You’re actively prioritizing based on business needs and customer satisfaction. Production feedback becomes a valuable source of insight. Metrics should be tracked and visualized from both platform and application sources. While logging may be challenging at this stage, it is essential for effective troubleshooting. You may also start evaluating tracing tools.

This phase can be both exciting and challenging, as team members gain production experience at different speeds. Consistent deployments make testing easier, and a strong release pipeline improves issue remediation.

Cost Efficiency, Resource Usage and Sustainability

At level 2, the primary focus is reaching production. This often results in cluster sprawl across environments, leading to increased costs and operational complexity. You begin limiting resource consumption and may explore multi-tenancy (e.g., Namespace as a Service) or consolidating environments (e.g., dev and test in a single cluster with separate namespaces).

You might evaluate CNCF projects like Capsule to reduce the overhead of running multi-tenant clusters. Chargeback and FinOps capabilities are introduced in a basic form, such as tracking CPU and pod requests or applying quotas at the namespace level. These practices will become more granular as you mature.
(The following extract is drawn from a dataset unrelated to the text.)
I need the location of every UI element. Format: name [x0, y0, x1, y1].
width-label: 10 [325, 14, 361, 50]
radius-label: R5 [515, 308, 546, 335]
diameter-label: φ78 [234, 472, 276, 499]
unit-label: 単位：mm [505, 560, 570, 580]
You also begin experimenting with vertical and horizontal pod autoscaling—initially based on platform metrics, with early exploration into application-level metrics to inform scaling decisions using KEDA.

AI

With the first production deployment of AI models, the emphasis shifts to ensuring the AI workload’s stability, basic scalability and service resiliency. Initial observability is important, and model drift needs to be tracked. Tools such as OpenTelemetry and Prometheus can also assist with monitoring load, number of accesses and response latency. Security is also a concern in production, with model serving instances requiring firewall production, access control, penetration testing, and compliance checks. Reaching production is a major step, but it’s not the last in increasing maturity.